Failure to elect: Lebanese Hezbollah’s pursuit to force a president

The Lebanese parliament has failed 12 times to elect a new president of the republic, a post which has been vacant since former President Michael Aoun’s term in office expired back in October of 2022. While the Lebanese constitution clearly stipulates that the Lebanese parliament is elected by secret ballot, by a two-thirds majority of the votes cast in the first round, while a simple majority will suffice in the subsequent sessions.


Yet this simple task has been obstructed by the vehement refusal of Hezbollah, Iran’s proxy militia and their allies, who have time and again walked out of the parliament – something which they did last Wednesday – maintaining that this is a simple democratic practice which the Lebanese constitutions safeguards, or so they claim.

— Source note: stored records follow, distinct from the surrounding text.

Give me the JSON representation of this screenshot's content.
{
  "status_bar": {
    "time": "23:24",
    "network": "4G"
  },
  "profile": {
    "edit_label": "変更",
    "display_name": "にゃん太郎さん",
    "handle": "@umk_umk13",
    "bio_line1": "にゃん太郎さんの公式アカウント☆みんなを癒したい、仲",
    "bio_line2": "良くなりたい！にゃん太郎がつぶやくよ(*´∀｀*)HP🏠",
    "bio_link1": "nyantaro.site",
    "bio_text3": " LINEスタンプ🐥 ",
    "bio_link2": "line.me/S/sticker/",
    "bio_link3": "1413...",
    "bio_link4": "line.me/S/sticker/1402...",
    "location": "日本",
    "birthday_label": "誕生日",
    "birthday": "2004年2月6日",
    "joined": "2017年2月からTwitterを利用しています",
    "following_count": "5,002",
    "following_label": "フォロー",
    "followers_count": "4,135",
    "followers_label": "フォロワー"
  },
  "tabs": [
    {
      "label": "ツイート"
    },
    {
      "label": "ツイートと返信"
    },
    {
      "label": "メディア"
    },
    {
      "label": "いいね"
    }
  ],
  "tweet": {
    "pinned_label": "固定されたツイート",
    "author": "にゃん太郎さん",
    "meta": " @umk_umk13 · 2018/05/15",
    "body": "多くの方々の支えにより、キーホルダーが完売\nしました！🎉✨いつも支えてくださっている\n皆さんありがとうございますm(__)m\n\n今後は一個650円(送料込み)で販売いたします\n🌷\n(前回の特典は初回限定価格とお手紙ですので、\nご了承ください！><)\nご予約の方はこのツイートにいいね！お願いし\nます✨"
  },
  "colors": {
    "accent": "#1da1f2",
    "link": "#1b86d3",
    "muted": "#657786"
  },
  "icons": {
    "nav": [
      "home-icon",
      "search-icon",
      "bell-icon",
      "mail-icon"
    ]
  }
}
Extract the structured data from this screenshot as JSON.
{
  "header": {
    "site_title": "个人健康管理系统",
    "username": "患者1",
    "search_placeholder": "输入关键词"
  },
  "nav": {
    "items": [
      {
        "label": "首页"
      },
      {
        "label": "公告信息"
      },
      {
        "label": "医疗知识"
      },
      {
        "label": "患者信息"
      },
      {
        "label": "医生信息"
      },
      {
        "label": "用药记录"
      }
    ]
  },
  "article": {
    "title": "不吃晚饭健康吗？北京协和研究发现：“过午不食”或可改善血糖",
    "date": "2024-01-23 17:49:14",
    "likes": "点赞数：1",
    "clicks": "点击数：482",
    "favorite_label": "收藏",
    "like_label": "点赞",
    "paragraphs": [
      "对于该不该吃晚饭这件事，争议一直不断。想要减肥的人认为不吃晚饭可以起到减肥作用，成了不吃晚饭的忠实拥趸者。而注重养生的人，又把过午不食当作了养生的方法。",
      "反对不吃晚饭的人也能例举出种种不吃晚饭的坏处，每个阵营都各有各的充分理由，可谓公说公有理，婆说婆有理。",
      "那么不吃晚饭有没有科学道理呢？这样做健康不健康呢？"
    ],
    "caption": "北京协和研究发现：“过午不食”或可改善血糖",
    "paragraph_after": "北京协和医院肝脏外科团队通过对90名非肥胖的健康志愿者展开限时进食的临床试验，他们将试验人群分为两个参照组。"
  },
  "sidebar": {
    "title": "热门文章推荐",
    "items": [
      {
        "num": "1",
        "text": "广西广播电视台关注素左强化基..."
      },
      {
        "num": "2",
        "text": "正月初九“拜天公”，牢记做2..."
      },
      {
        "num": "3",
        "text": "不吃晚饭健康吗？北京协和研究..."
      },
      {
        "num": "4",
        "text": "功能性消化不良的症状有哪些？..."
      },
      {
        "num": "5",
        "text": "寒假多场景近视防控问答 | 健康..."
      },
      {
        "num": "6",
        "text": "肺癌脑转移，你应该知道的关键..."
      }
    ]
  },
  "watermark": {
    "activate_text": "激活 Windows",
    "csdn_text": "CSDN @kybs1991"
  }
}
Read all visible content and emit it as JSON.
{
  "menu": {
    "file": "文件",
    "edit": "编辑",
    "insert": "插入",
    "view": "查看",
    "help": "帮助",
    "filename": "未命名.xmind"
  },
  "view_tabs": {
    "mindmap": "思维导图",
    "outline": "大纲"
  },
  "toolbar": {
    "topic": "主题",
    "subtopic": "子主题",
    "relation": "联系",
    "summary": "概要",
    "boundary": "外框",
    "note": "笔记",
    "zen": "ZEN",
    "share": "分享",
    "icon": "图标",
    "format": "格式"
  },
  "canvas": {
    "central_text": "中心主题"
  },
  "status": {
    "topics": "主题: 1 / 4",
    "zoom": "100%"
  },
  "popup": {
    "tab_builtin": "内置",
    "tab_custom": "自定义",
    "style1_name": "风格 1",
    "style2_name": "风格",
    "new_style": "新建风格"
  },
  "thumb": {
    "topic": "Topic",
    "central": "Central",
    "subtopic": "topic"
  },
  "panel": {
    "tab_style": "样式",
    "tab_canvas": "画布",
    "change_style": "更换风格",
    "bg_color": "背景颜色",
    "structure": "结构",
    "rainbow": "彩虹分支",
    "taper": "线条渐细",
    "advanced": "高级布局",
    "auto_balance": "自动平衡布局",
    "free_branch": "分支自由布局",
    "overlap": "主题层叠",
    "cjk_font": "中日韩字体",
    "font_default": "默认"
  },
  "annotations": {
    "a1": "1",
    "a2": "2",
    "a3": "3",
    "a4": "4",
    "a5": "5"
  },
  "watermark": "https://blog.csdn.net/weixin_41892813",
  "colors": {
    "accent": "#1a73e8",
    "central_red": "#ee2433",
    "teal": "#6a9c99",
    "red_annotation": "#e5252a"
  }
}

The parliament session was attended by the 128 members of parliament who voted for two main candidates, the former minister of the interior and pro-Syrian/Iranian Suliman Frangieh, and Jihad Azour, the former minister of finance and the International Monetary Fund (IMF) director of the Middle East and Central Asia. The first round of voting gave Azour 59 votes, with 51 going to Frangieh before Hezbollah and their allies weaseled their way out of the hall to break the quorum.

As a candidate for the so-called axis of resistance, Frangieh has no impressive credentials other than leading his tribe’s militia during the civil war. His high school level education and his somewhat rough political demeanor make him an unlikely champion to lead Lebanon out of its current predicament. Azour, on the other hand, stands as a possible figure to mediate with the international community and the IMF and the World Bank in another quest to drive through a number of structural reforms which would place Lebanon on the road to recovery.

In essence, the election of the president is far removed from any illusions of reform, as it stands as one more chance to stop Hezbollah from fully dominating Lebanon through electing another puppet president as they did in 2016 with Michael Aoun when they were able to obstruct the process until the Lebanese political elite reached a deal to divide the resources of the state and thus ushering in the ongoing economic and political collapse.

Yet what is key in the recent Hezbollah walkout of the parliament session is the collapse of the super narrative they have maintained since 2006, after their memorandum of understanding with the Free Patriotic Movement-FPM, known as the Mar Mikhael Agreement, which anchored the alliance of minorities between the two sides, against a supposed extremist Sunni majority and allegedly confirmed Hezbollah commitment to the respect of the Christians rights including the empowering of the office of the president.


Thus, Hezbollah’s refusal to accept the fact that the majority of the Christian political parties, mainly the Lebanese Forces and the FPM has undermined their narrative and their so-called commitment to protecting the rights of the Christian minority.

Coincidently, Hezbollah is well aware that it lacks the votes to force through its own president and thus will continue to obstruct the democratic process, by using its weapons if needed, until a regional settlement forces the Arab Gulf and particularly the Kingdom of Saudi Arabia to offer Lebanon and Hezbollah a financial and a political bailout, something which Saudi Arabia has confirmed has no interest in doing. The recent Saudi-French summit in Paris last week reaffirmed Saudi Arabia’s refusal to empower Hezbollah and the political establishment by sanctioning the election of Frangieh, or to a large extent Azour, which only stands to prolong the suffering of the Lebanese at large and to allow Hezbollah to acquire new resources.

The Saudi-Iranian détente has clearly excluded Lebanon, something which Hassan Nasrallah, the Secretary General of Hezbollah, has confirmed in one of his speeches. Yet, rather than trying to find a middle ground to appease Saudi Arabia and the international community, Hezbollah doubled down by openly naming Frangieh as their contender. Such a reaction from Iran’s Lebanese proxies is somewhat expected as their playbook is mostly limited to military and intelligence maneuvers, and thus, the Saudi disinterest in Lebanon has prevented Hezbollah from cashing out on their continued abduction of the country.


Equally interesting is the fact that Nabih Berri, the head of the Shia Amal Movement and the longest serving speaker of parliament in the world, is now a political refugee that has no choice but to follow Hezbollah and, more importantly, has lost his ability to twist the facts or to convince his spectators that his political magic act is an act of patriotism.

So far, the 12 charades which the so-called Lebanese elite tried to pass as parliament sessions are merely another affirmation that the corrupt Lebanese establishment has become politically senile and is oblivious to the radical changes in the world around them, contrary to what they continue to peddle, Hezbollah is not a regional problem but rather a domestic one, and that refusing to acknowledge this will only make Lebanon’s regional isolation a permeant matter.